To interpret and understand uploaded build plans, TakeoffQS uses a combination of traditional computer vision techniques, as well as state-of-the-art deep learning models.
These models are designed to handle the large amounts of variability in real-world plans, where symbols, annotations, and layouts differ significantly between projects. Rather than relying on an algorithmic, fixed rule set, our system learns patterns directly from training data and applies multiple validation steps before producing outputs.
System Overview
At a high level, TakeoffQS processes construction drawings using a multi-stage computer vision pipeline:
Each stage in the pipeline addresses a specific category of problems. Deep learning models are used where visual interpretation and ambiguity are dominant, such as recognizing symbols and structural elements. Classical computer vision and rule-based methods are then applied to enforce geometric structure, consistency, and domain constraints. This combination allows the system to remain robust across varying drawing styles while maintaining reliable and interpretable outputs.
Page Classification
One of the earliest challenges in processing construction plan sets is determining what each page actually represents. A typical set includes a mixture of architectural, structural, mechanical, and reference drawings, each with different visual elements and processing requirements.

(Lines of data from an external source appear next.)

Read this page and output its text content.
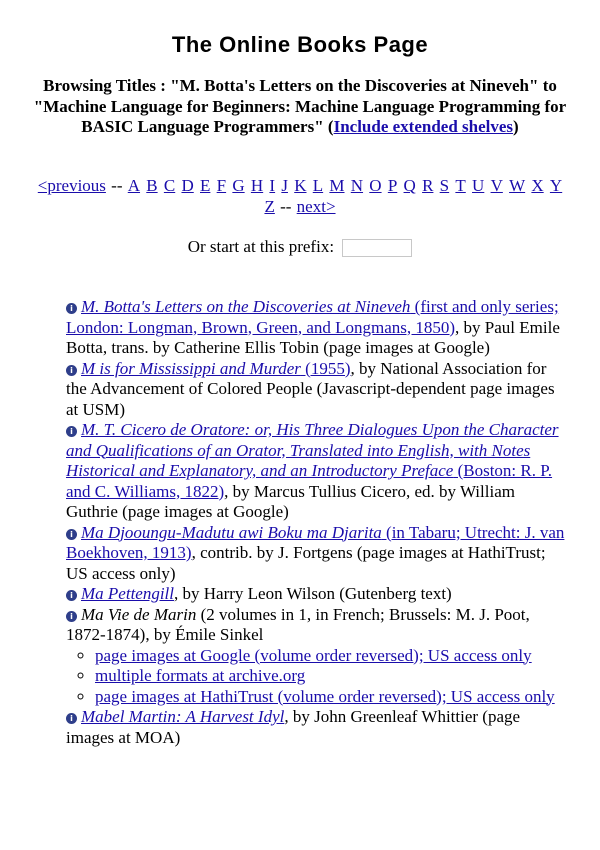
The Online Books Page
Browsing Titles : "M. Botta's Letters on the Discoveries at Nineveh" to "Machine Language for Beginners: Machine Language Programming for BASIC Language Programmers" (Include extended shelves)
<previous -- A B C D E F G H I J K L M N O P Q R S T U V W X Y Z -- next>
Or start at this prefix:
i M. Botta's Letters on the Discoveries at Nineveh (first and only series; London: Longman, Brown, Green, and Longmans, 1850), by Paul Emile Botta, trans. by Catherine Ellis Tobin (page images at Google)
i M is for Mississippi and Murder (1955), by National Association for the Advancement of Colored People (Javascript-dependent page images at USM)
i M. T. Cicero de Oratore: or, His Three Dialogues Upon the Character and Qualifications of an Orator, Translated into English, with Notes Historical and Explanatory, and an Introductory Preface (Boston: R. P. and C. Williams, 1822), by Marcus Tullius Cicero, ed. by William Guthrie (page images at Google)
i Ma Djooungu-Madutu awi Boku ma Djarita (in Tabaru; Utrecht: J. van Boekhoven, 1913), contrib. by J. Fortgens (page images at HathiTrust; US access only)
i Ma Pettengill, by Harry Leon Wilson (Gutenberg text)
i Ma Vie de Marin (2 volumes in 1, in French; Brussels: M. J. Poot, 1872-1874), by Émile Sinkel
◦ page images at Google (volume order reversed); US access only
◦ multiple formats at archive.org
◦ page images at HathiTrust (volume order reversed); US access only
i Mabel Martin: A Harvest Idyl, by John Greenleaf Whittier (page images at MOA)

To address this, TakeoffQS performs visual classification on each page of the build plan, using a DINOv3-based model. The model operates directly on rendered plan pages and learns high-level visual and structural representations, rather than relying on file metadata, naming conventions, or heuristic rules. This allows the system to distinguish page types based purely on visual content.
Page classification is applied early in the pipeline and is used to route pages to the appropriate downstream processing stages. This reduces unnecessary computation, limits downstream failure, and lowers the amount of manual verification required, resulting in improved overall accuracy.
Segmentation In TakeoffQS
The primary segmentation and detection layer in TakeoffQS is based on a YOLOv11 architecture. This model identifies relevant visual elements within construction drawings, including symbols and other domain-specific components, on pages that have been previously selected for processing.
The model operates on high-resolution plans and is designed to handle dense visual scenes where many elements may appear in close proximity. Its outputs serve as an intermediate representation that is refined by subsequent stages in the pipeline, rather than being treated as final results.
For example, on a foundation plan, the segmentation layer detects key structural elements such as pods, ribs, and beams. These elements are often tightly packed and visually similar, with differences in line weight, scale, and annotation depending on drafting standards. The model segments individual pods as repeated structural units and identifies beams as elongated connecting elements. Additional geometric algorithms and machine learning models are then applied to identify ribs and to further classify each beam type within the foundation.